To use the same operations, i used above, it is like the splitting the numbers into their prime factors.(i.e: smallest possible numbers, that can make up the given number by repetitive addition, and cannot themselves be made up by repetitive addition of other numbers).

Expressed that way, without the multiplication operator, a number like 24 can be expressed two ways.

i.e: 24 = 2 + 2+ 2+2+2+2+2+2 + 2 + 2 +2 +2 or

24 = 3 + 3 + 3 + 3 +3 +3 + 3 +3

So both 2 and 3 are prime factors of 24.

So, when you are given a set of numbers, you find all of it’s prime factors and then remove the duplicates(in the case of our a,b and c) there wouldn’t be.(relatively prime remember?) and then multiply them together.

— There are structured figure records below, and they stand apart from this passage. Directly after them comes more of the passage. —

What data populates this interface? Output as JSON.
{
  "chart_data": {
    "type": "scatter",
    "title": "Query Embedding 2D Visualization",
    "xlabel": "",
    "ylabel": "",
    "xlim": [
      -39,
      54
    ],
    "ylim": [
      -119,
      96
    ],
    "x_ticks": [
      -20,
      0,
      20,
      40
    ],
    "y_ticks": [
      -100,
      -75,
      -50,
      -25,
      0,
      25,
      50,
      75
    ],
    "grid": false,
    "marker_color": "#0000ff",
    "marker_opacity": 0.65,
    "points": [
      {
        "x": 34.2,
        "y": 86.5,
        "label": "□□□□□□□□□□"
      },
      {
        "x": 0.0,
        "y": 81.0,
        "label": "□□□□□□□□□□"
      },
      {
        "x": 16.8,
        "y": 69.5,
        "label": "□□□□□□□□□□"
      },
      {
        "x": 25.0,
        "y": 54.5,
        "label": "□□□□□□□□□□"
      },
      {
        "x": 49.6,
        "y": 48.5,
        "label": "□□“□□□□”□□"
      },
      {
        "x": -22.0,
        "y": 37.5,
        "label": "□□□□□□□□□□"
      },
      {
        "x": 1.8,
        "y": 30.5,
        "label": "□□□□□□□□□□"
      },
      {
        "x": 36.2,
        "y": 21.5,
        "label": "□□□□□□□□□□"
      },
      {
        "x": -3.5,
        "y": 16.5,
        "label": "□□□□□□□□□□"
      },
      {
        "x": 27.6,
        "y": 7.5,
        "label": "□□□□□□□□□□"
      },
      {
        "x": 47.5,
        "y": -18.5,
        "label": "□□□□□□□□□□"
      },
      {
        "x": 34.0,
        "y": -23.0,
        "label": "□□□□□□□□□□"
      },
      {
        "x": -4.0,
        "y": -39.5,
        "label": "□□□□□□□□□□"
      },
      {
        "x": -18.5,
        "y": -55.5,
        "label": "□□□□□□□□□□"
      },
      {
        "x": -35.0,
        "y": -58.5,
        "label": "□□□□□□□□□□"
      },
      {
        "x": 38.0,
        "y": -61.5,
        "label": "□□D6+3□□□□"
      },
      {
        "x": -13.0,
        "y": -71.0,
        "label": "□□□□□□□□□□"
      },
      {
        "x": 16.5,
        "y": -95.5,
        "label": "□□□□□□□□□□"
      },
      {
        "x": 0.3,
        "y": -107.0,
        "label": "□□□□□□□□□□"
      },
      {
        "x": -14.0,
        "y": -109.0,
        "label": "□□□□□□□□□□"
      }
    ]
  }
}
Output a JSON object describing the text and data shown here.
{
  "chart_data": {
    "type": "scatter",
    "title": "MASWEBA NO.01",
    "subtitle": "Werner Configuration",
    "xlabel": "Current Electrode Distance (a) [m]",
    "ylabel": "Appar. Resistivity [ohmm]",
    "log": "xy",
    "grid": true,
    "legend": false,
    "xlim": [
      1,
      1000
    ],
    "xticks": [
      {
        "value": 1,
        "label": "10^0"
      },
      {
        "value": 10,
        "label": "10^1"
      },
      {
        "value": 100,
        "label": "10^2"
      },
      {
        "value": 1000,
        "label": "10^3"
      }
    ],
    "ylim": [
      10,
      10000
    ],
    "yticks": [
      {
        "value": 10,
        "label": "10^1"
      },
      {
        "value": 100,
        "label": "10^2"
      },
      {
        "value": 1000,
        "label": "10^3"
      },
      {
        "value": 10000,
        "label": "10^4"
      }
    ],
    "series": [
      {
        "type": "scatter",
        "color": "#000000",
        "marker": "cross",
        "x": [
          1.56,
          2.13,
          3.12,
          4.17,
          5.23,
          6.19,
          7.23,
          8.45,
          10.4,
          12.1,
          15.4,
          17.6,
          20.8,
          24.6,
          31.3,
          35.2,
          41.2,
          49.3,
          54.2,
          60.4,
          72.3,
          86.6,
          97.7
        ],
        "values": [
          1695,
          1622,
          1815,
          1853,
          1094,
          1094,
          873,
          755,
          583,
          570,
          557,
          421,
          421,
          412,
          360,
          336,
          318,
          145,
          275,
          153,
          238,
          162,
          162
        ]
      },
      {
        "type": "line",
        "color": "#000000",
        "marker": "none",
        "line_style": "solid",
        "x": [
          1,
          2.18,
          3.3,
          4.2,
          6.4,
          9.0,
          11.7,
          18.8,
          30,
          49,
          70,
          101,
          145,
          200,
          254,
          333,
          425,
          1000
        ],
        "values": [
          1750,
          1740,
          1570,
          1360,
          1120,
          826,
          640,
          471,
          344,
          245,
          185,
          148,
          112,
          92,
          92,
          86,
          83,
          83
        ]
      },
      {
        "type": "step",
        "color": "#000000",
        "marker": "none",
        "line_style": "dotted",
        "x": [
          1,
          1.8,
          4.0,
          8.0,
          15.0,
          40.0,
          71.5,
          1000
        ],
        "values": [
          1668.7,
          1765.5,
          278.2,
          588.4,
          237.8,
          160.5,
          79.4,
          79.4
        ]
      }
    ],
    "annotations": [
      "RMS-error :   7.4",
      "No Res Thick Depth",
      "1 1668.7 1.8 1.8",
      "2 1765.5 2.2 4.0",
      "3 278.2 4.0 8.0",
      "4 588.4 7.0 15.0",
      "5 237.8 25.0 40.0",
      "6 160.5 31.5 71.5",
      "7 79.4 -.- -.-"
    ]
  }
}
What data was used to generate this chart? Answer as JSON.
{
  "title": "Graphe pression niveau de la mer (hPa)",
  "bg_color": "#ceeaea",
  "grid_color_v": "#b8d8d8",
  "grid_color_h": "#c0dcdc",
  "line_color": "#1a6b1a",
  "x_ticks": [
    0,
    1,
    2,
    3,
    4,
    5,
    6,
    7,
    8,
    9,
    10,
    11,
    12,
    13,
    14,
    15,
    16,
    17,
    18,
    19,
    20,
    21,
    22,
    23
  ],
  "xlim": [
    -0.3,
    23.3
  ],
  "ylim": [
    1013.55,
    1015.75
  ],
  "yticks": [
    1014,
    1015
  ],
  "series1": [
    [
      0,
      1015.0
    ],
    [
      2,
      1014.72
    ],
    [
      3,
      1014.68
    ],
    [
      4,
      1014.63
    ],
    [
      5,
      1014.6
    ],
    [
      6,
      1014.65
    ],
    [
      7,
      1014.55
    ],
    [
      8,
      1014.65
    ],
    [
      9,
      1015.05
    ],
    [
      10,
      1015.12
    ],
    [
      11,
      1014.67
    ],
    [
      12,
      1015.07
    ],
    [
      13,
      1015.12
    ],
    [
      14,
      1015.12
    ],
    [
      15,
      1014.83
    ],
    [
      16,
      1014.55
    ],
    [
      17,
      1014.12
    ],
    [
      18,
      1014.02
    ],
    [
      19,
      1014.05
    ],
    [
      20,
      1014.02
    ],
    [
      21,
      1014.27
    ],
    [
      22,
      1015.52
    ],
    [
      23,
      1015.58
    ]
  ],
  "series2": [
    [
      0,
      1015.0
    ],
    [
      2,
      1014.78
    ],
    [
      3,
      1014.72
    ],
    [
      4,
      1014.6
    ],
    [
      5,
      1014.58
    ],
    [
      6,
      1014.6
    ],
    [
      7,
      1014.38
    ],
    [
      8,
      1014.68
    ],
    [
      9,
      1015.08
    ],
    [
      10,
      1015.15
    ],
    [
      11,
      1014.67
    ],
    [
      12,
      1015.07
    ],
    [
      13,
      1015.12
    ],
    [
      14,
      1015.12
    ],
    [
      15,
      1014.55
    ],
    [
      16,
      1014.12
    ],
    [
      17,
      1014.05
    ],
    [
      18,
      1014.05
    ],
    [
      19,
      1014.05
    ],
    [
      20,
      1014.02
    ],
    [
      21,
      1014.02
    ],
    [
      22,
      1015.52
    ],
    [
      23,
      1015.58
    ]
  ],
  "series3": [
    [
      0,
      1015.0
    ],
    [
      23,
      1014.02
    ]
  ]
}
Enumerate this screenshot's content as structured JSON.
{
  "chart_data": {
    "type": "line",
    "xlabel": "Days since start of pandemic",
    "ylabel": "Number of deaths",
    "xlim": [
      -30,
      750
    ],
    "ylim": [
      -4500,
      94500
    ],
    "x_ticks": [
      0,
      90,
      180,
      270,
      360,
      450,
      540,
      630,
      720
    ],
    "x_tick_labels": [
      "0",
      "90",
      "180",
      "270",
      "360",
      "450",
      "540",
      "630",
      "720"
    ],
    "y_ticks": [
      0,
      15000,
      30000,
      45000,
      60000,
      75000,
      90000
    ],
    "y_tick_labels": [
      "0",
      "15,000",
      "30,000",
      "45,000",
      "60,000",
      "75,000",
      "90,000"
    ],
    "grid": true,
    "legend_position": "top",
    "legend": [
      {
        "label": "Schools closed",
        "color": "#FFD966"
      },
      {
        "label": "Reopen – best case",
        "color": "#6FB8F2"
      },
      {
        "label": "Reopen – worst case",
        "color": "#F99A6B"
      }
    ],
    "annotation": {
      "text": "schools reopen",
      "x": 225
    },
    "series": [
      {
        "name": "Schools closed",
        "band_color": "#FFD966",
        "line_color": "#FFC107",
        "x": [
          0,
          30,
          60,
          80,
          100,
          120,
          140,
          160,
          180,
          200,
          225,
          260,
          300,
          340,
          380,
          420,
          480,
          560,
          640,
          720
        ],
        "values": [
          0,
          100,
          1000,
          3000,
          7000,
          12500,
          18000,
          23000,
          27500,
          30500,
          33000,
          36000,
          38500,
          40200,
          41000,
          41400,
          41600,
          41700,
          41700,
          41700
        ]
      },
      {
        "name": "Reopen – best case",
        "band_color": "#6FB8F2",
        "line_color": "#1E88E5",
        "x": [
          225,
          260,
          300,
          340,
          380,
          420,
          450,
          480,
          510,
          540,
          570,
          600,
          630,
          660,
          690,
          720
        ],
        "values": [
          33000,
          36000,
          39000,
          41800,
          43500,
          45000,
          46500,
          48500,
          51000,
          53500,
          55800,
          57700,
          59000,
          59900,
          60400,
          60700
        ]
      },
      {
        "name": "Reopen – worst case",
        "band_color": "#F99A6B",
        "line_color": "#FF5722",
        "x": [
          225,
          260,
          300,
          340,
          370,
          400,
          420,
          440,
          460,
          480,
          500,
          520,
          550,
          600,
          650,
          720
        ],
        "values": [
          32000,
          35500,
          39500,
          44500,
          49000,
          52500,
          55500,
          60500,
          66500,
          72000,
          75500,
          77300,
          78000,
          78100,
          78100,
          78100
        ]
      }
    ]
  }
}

Or rather repeatedly add the first factor as many times as the second and then the result as many times as the third and so on..

The abc-conjecture states that for any number h>1 there’s a finite set {a,b,c} that satisfies the relationship R raised to the power of h < c.

PS: Man it’s a pain to replace multiplication by repetitive addition. I tried to use only addition operation throughout that post and gave up towards the end when i came across exponentiation.

PPS: Also, i know i originally promised to write more about applications of category theory, but got distracted with this paper getting popular :-). I will try to get back the original quest next week. Cya all.

*– Rather rewarding experience in terms of the pleasure center stimulation it has resulted in.